John Dudley, the Duke of Northumberland, was in charge (though not officially Protector) and when Edward was fourteen, a Council for the Estate was created and the members chosen by Edward himself. Edward favoured Protestantism and the Council followed his examples. Despite being only fourteen Edward took a good deal of responsibility in governing his country.
Edward was betrothed to Elisabeth of Valois in 1551. When it came down to religion Edward was an intense Protestant and the person he trusted the most was Thomas Cranmer, Archbishop of Canterbury. The confiscation of church lands continued during Edward VI and the reformation in England was moving fast when in 1553, the worst happened - the King was dying.

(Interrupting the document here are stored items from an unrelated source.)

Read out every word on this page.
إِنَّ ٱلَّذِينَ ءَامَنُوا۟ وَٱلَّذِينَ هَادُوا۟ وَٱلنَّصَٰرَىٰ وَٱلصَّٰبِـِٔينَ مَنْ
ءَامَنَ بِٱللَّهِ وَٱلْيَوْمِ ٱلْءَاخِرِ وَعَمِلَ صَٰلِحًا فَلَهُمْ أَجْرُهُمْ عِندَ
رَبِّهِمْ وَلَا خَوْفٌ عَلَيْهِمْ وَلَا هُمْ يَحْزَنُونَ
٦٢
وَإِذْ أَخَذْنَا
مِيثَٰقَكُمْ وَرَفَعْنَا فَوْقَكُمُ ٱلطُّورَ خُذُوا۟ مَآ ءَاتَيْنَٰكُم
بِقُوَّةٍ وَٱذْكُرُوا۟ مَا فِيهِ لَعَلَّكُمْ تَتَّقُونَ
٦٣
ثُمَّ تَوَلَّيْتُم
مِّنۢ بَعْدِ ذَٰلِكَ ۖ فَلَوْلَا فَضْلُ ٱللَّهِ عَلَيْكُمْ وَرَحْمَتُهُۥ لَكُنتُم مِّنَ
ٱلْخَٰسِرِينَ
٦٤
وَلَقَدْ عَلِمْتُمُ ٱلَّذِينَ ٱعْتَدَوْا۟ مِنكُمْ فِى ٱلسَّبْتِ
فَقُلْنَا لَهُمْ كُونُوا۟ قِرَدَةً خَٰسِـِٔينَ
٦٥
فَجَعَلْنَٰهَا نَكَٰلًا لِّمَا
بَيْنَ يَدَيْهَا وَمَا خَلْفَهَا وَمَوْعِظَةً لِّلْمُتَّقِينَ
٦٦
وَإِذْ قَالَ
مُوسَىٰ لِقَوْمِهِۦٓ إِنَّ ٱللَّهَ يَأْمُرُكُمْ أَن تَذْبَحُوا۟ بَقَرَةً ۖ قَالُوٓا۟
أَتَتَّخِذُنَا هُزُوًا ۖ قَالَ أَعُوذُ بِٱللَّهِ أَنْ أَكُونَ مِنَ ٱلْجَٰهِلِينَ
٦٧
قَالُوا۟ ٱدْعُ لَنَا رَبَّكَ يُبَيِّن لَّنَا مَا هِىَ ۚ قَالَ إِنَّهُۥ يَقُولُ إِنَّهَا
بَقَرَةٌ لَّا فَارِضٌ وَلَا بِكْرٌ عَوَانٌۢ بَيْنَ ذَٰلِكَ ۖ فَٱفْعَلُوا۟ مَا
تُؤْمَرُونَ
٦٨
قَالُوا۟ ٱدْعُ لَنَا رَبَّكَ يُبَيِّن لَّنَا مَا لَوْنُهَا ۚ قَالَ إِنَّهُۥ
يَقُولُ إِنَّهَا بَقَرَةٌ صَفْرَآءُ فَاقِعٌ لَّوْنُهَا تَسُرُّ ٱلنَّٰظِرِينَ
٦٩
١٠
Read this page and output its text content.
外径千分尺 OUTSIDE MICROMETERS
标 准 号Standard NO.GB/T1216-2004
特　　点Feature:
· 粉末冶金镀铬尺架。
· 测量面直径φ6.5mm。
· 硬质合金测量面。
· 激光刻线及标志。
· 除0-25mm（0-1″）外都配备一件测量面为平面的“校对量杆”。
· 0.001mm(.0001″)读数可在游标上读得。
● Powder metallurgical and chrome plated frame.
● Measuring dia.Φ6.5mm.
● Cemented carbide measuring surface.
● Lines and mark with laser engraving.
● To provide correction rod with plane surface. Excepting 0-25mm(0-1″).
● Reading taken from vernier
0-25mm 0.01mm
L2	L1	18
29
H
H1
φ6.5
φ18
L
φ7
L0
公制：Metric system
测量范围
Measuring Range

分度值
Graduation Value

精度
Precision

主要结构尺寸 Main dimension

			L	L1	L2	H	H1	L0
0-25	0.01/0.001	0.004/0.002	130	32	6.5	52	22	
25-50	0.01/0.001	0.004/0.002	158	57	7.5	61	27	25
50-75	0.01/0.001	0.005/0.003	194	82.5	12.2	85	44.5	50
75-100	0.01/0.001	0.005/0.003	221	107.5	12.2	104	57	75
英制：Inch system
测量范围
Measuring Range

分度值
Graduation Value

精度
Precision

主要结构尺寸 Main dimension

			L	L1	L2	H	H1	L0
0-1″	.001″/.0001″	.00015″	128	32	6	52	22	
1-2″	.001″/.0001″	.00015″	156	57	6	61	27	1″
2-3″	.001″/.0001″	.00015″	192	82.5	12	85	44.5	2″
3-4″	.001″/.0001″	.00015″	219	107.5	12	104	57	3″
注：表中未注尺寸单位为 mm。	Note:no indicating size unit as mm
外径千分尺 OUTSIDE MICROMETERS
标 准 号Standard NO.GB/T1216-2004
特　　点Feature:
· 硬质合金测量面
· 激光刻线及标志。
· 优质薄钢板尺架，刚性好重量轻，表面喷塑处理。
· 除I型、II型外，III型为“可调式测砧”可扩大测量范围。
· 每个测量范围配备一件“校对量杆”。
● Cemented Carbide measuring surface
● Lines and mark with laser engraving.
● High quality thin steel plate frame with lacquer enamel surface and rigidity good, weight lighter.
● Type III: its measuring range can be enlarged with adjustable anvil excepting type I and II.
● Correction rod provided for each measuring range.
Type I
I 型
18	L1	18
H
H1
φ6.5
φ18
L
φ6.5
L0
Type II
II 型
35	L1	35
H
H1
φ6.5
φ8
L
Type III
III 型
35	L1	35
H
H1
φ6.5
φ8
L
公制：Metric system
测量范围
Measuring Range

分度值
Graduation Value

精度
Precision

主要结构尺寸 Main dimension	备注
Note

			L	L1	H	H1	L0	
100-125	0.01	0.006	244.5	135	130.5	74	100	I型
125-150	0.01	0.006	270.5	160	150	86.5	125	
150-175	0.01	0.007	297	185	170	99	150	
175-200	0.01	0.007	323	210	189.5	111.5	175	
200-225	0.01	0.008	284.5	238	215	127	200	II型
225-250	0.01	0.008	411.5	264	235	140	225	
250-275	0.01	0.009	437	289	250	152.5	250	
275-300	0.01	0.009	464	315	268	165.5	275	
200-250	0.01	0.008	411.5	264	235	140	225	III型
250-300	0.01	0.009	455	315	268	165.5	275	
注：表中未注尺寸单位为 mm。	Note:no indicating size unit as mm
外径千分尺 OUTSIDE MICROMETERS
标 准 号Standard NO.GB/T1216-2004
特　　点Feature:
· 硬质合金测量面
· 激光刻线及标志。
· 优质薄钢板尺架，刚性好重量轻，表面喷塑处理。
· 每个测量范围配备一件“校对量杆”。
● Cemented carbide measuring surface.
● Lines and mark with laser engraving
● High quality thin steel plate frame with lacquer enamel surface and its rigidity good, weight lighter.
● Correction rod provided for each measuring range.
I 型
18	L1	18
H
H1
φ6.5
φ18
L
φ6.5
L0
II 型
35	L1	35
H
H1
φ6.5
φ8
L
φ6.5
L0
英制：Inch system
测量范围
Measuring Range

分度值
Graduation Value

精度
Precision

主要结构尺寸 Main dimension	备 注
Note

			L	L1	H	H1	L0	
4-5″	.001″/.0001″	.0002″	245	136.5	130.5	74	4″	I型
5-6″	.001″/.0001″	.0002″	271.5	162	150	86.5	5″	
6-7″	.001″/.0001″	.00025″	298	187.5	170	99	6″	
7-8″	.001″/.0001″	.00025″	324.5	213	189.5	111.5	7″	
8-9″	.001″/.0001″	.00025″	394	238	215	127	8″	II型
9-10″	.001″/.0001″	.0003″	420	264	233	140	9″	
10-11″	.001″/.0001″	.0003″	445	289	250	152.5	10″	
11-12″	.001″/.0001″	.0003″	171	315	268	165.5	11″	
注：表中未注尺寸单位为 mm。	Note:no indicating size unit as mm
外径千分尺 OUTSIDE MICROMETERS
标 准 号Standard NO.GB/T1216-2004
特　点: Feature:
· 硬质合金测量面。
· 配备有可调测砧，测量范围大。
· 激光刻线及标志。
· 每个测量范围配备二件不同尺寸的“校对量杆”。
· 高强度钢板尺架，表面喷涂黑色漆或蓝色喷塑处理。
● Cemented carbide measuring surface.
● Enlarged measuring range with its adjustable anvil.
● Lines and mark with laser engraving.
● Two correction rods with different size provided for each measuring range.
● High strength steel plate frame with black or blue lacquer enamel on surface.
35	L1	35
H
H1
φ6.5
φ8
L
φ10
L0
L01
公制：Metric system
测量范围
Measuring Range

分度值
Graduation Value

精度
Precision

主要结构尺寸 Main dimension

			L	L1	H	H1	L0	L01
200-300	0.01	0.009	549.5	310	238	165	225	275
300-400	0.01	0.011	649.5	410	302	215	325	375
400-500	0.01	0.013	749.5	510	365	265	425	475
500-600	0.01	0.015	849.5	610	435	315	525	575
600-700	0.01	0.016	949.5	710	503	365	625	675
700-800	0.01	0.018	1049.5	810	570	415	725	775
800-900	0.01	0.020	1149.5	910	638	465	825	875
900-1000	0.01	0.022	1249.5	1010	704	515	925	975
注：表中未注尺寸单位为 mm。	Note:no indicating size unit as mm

Edward fell ill in February 1553 and when June had passed it was clear that the young King would not survive.The people behind the reformation feared the succession of Mary - who was still an ardent Catholic - and Edward himself did not like the idea of his sister ruling England - partly because of her religion, partly because he was brought up to believe that succession should always follow the male line.
Edward called judges and lawyers and went through ever possible mean to make sure that his sisters would not follow him as rulers - over a hundred noblemen signed the devise.
Edward's disease meant that the King drifted from relapses to recovery and back again from January to June in 1553. His doctors reported that the matter he threw up was either a greenish yellow or pink - like blood - and when his legs became too swollen to stand on, the doctors gave up - there was no saving the young King. Edward made his last appearance in public on June 1st where he appeared at his window at Windsor Castle - a thin and poorly shadow of himself. Five days later, on July 6th, Edward died and was buried in Westminster Abbey.